Louisiana Chemical Plant Threatens To Shut Down If Epa Emissions Deadline Isn't Relaxed

FILE - The Fifth Ward Elementary School and residential neighborhoods sit near the Denka Performance Elastomer Plant, back, in Reserve, La., Friday, Sept. 23, 2022.  Denka Performance Elastomer in Louisiana threatened to shut down if the Biden administration doesn’t give it more time to reduce its emissions. The company makes the synthetic rubber neoprene — and federal officials have accused the plant of increasing cancer risk to the nearby, majority-Black community.   (AP Photo/Gerald Herbert, File)
FILE - The Fifth Ward Elementary School and residential neighborhoods sit near the Denka Performance Elastomer Plant, back, in Reserve, La., Friday, Sept. 23, 2022. Denka Performance Elastomer in Louisiana threatened to shut down if the Biden administration doesn’t give it more time to reduce its emissions. The company makes the synthetic rubber neoprene — and federal officials have accused the plant of increasing cancer risk to the nearby, majority-Black community. (AP Photo/Gerald Herbert, File)

A synthetic rubber manufacturer accused of increasing the cancer risk for the nearby majority-Black community in Louisiana told a federal appeals court it will have to shut down “likely permanently” if it's forced to meet the Biden administration’s deadline to reduce emissions.

Denka Performance Elastomer on Tuesday blamed a new Environmental Protection Agency rule that targets emissions at more than 200 industrial plants, arguing that other, more dangerous facilities face a 2-year deadline to comply while it was singled out with an “illegal and politically motivated” 90-day deadline.

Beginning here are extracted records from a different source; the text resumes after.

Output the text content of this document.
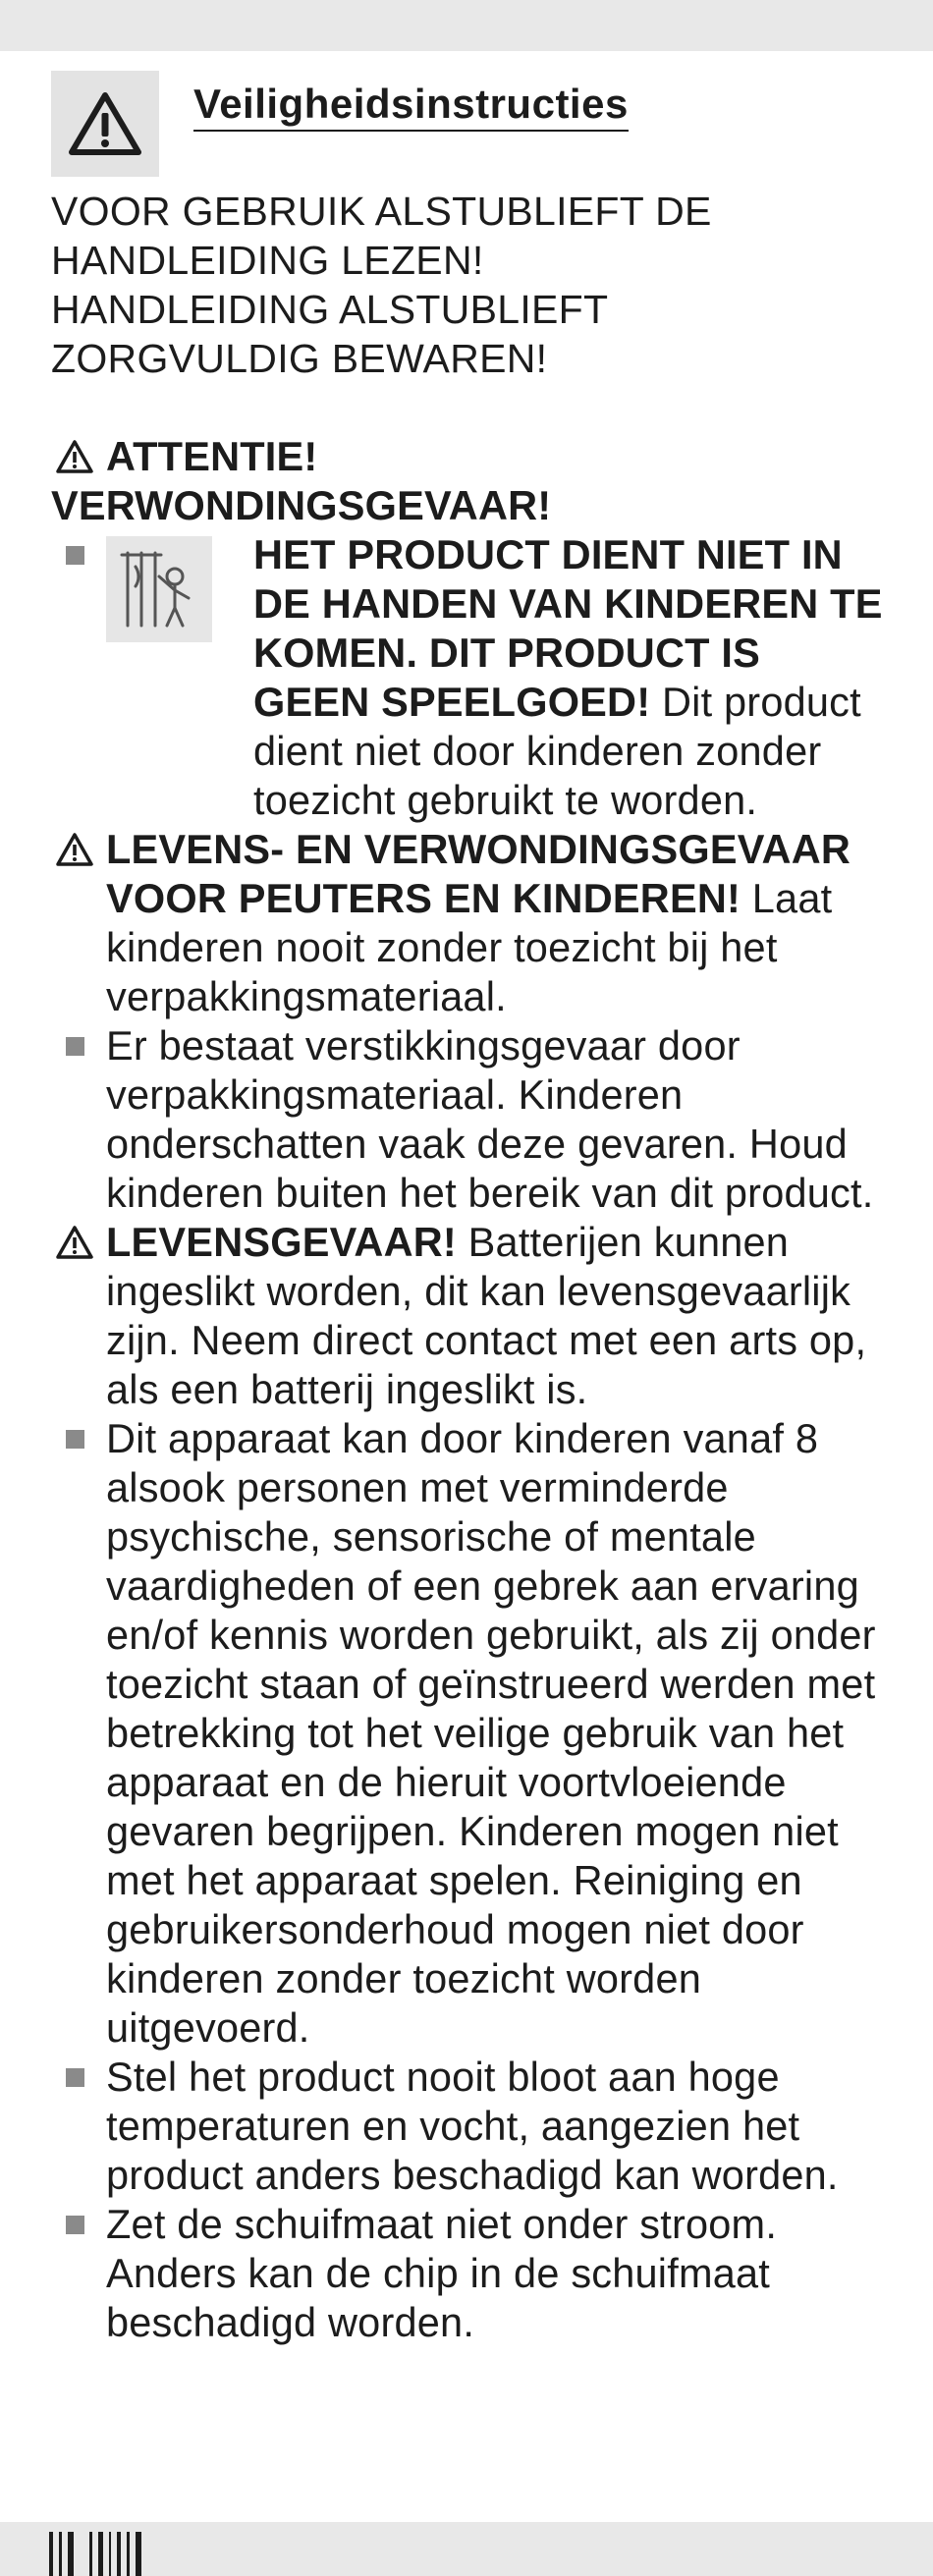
Veiligheidsinstructies
VOOR GEBRUIK ALSTUBLIEFT DE
HANDLEIDING LEZEN!
HANDLEIDING ALSTUBLIEFT
ZORGVULDIG BEWAREN!
ATTENTIE!
VERWONDINGSGEVAAR!
HET PRODUCT DIENT NIET IN DE HANDEN VAN KINDEREN TE KOMEN. DIT PRODUCT IS GEEN SPEELGOED! Dit product dient niet door kinderen zonder toezicht gebruikt te worden.
LEVENS- EN VERWONDINGSGEVAAR VOOR PEUTERS EN KINDEREN! Laat kinderen nooit zonder toezicht bij het verpakkingsmateriaal.
Er bestaat verstikkingsgevaar door verpakkingsmateriaal. Kinderen onderschatten vaak deze gevaren. Houd kinderen buiten het bereik van dit product.
LEVENSGEVAAR! Batterijen kunnen ingeslikt worden, dit kan levensgevaarlijk zijn. Neem direct contact met een arts op, als een batterij ingeslikt is.
Dit apparaat kan door kinderen vanaf 8 alsook personen met verminderde psychische, sensorische of mentale vaardigheden of een gebrek aan ervaring en/of kennis worden gebruikt, als zij onder toezicht staan of geïnstrueerd werden met betrekking tot het veilige gebruik van het apparaat en de hieruit voortvloeiende gevaren begrijpen. Kinderen mogen niet met het apparaat spelen. Reiniging en gebruikersonderhoud mogen niet door kinderen zonder toezicht worden uitgevoerd.
Stel het product nooit bloot aan hoge temperaturen en vocht, aangezien het product anders beschadigd kan worden.
Zet de schuifmaat niet onder stroom. Anders kan de chip in de schuifmaat beschadigd worden.
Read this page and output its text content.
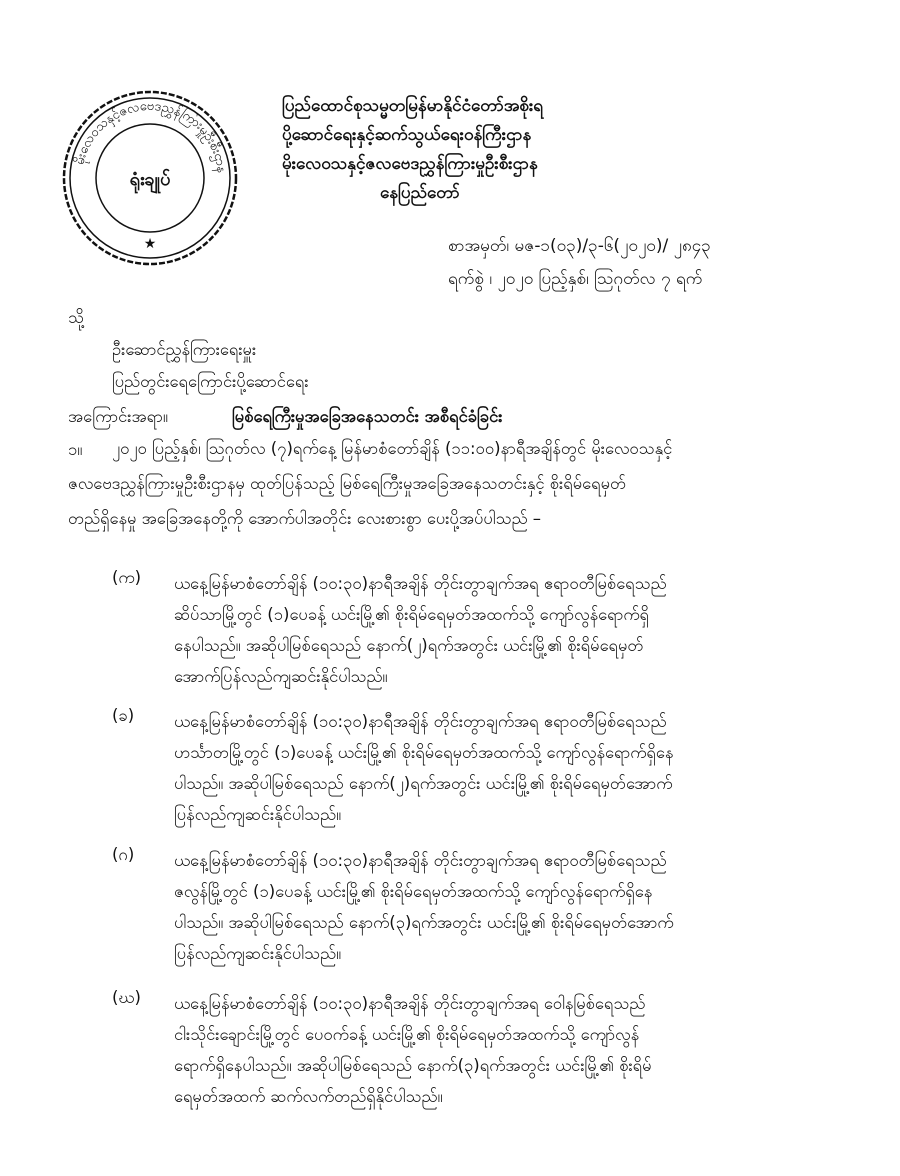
မိုးလေဝသနှင့်ဇလဗေဒညွှန်ကြားမှုဦးစီးဌာန
ရုံးချုပ်
★
ပြည်ထောင်စုသမ္မတမြန်မာနိုင်ငံတော်အစိုးရ
ပို့ဆောင်ရေးနှင့်ဆက်သွယ်ရေးဝန်ကြီးဌာန
မိုးလေဝသနှင့်ဇလဗေဒညွှန်ကြားမှုဦးစီးဌာန
နေပြည်တော်
စာအမှတ်၊ မဇ-၁(၀၃)/၃-၆(၂၀၂၀)/ ၂၈၄၃
ရက်စွဲ ၊ ၂၀၂၀ ပြည့်နှစ်၊ ဩဂုတ်လ ၇ ရက်
သို့
ဦးဆောင်ညွှန်ကြားရေးမှူး
ပြည်တွင်းရေကြောင်းပို့ဆောင်ရေး
အကြောင်းအရာ။	မြစ်ရေကြီးမှုအခြေအနေသတင်း အစီရင်ခံခြင်း
၁။ ၂၀၂၀ ပြည့်နှစ်၊ ဩဂုတ်လ (၇)ရက်နေ့ မြန်မာစံတော်ချိန် (၁၁:၀၀)နာရီအချိန်တွင် မိုးလေဝသနှင့်
ဇလဗေဒညွှန်ကြားမှုဦးစီးဌာနမှ ထုတ်ပြန်သည့် မြစ်ရေကြီးမှုအခြေအနေသတင်းနှင့် စိုးရိမ်ရေမှတ်
တည်ရှိနေမှု အခြေအနေတို့ကို အောက်ပါအတိုင်း လေးစားစွာ ပေးပို့အပ်ပါသည် –
(က)	ယနေ့မြန်မာစံတော်ချိန် (၁၀:၃၀)နာရီအချိန် တိုင်းတွာချက်အရ ဧရာဝတီမြစ်ရေသည်
ဆိပ်သာမြို့တွင် (၁)ပေခန့် ယင်းမြို့၏ စိုးရိမ်ရေမှတ်အထက်သို့ ကျော်လွန်ရောက်ရှိ
နေပါသည်။ အဆိုပါမြစ်ရေသည် နောက်(၂)ရက်အတွင်း ယင်းမြို့၏ စိုးရိမ်ရေမှတ်
အောက်ပြန်လည်ကျဆင်းနိုင်ပါသည်။
(ခ)	ယနေ့မြန်မာစံတော်ချိန် (၁၀:၃၀)နာရီအချိန် တိုင်းတွာချက်အရ ဧရာဝတီမြစ်ရေသည်
ဟင်္သာတမြို့တွင် (၁)ပေခန့် ယင်းမြို့၏ စိုးရိမ်ရေမှတ်အထက်သို့ ကျော်လွန်ရောက်ရှိနေ
ပါသည်။ အဆိုပါမြစ်ရေသည် နောက်(၂)ရက်အတွင်း ယင်းမြို့၏ စိုးရိမ်ရေမှတ်အောက်
ပြန်လည်ကျဆင်းနိုင်ပါသည်။
(ဂ)	ယနေ့မြန်မာစံတော်ချိန် (၁၀:၃၀)နာရီအချိန် တိုင်းတွာချက်အရ ဧရာဝတီမြစ်ရေသည်
ဇလွန်မြို့တွင် (၁)ပေခန့် ယင်းမြို့၏ စိုးရိမ်ရေမှတ်အထက်သို့ ကျော်လွန်ရောက်ရှိနေ
ပါသည်။ အဆိုပါမြစ်ရေသည် နောက်(၃)ရက်အတွင်း ယင်းမြို့၏ စိုးရိမ်ရေမှတ်အောက်
ပြန်လည်ကျဆင်းနိုင်ပါသည်။
(ဃ)	ယနေ့မြန်မာစံတော်ချိန် (၁၀:၃၀)နာရီအချိန် တိုင်းတွာချက်အရ ဝေါနမြစ်ရေသည်
ငါးသိုင်းချောင်းမြို့တွင် ပေ၀က်ခန့် ယင်းမြို့၏ စိုးရိမ်ရေမှတ်အထက်သို့ ကျော်လွန်
ရောက်ရှိနေပါသည်။ အဆိုပါမြစ်ရေသည် နောက်(၃)ရက်အတွင်း ယင်းမြို့၏ စိုးရိမ်
ရေမှတ်အထက် ဆက်လက်တည်ရှိနိုင်ပါသည်။
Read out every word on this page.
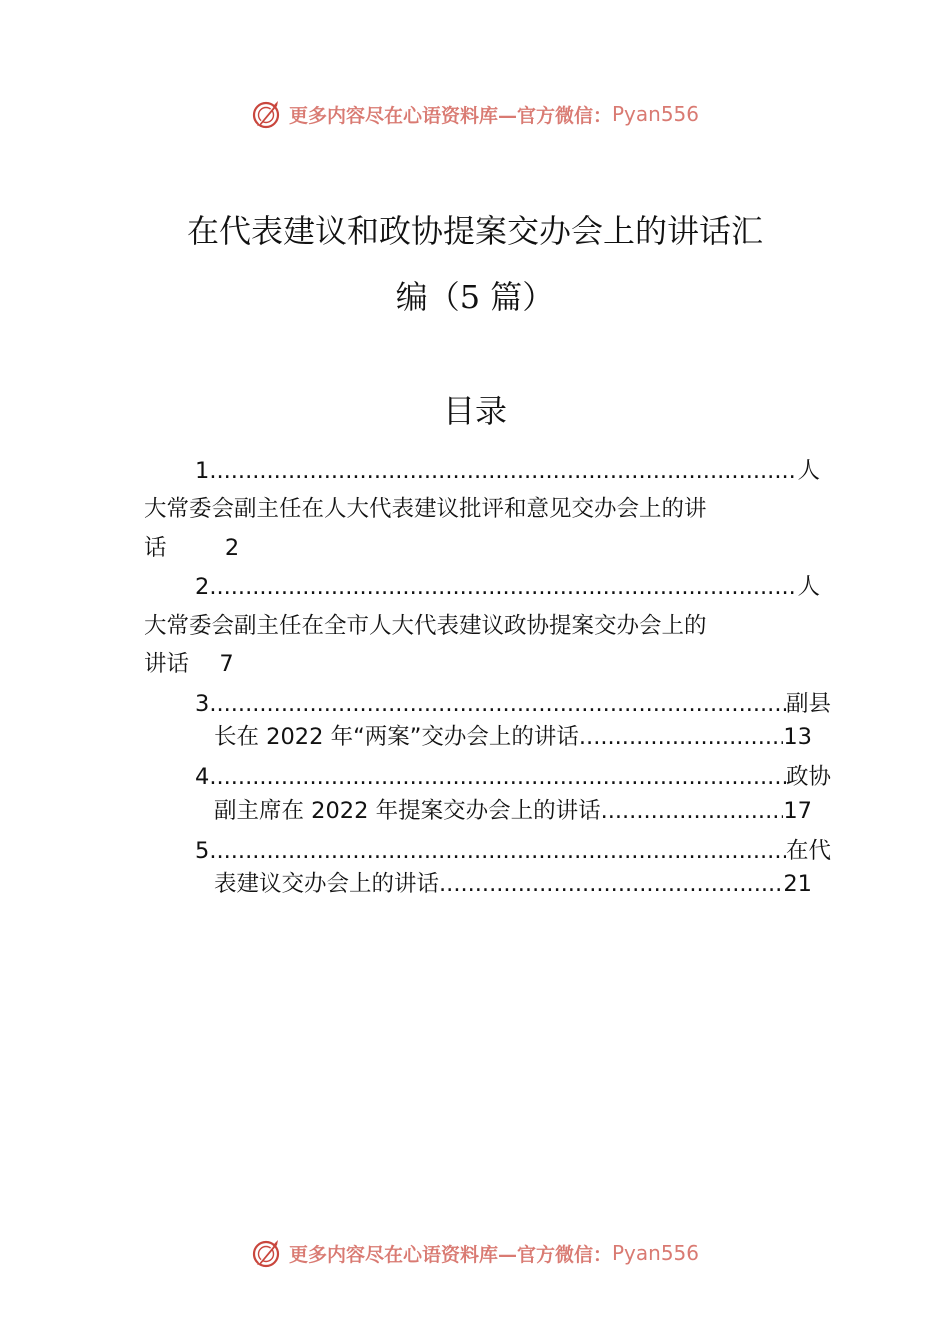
更多内容尽在心语资料库—官方微信： Pyan556
在代表建议和政协提案交办会上的讲话汇
编（5 篇）
目录
1. .....	人
大常委会副主任在人大代表建议批评和意见交办会上的讲
话	2
2. .....	人
大常委会副主任在全市人大代表建议政协提案交办会上的
讲话 7
3. .....	副县
长在 2022 年“两案”交办会上的讲话 .....	13
4. .....	政协
副主席在 2022 年提案交办会上的讲话 .....	17
5. .....	在代
表建议交办会上的讲话 .....	21
更多内容尽在心语资料库—官方微信： Pyan556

The Denka plant manufacturers neoprene, which is used to make wetsuits, automotive belts and other items, and employs roughly 250 people, the company said. It’s located roughly a half-mile (.8 kilometer) from an elementary school in Reserve, Louisiana, and is within an 85-mile (137-kilometer) stretch of the state known officially as the Mississippi River Chemical Corridor. Colloquially it is called Cancer Alley.

The company has been at the center of a broader fight over environmental rules and racism — and of the Biden administration's promise to use its enforcement and regulatory power to make life better for residents who live in communities, often poor and majority-minority, that disproportionately bear the brunt of pollution impacts.

“Absent relief from the 90-day implementation period, (Denka) will have no ability to comply with the rule and will be forced to shut the facility, likely permanently,” the company told a Washington, D.C. federal appeals court.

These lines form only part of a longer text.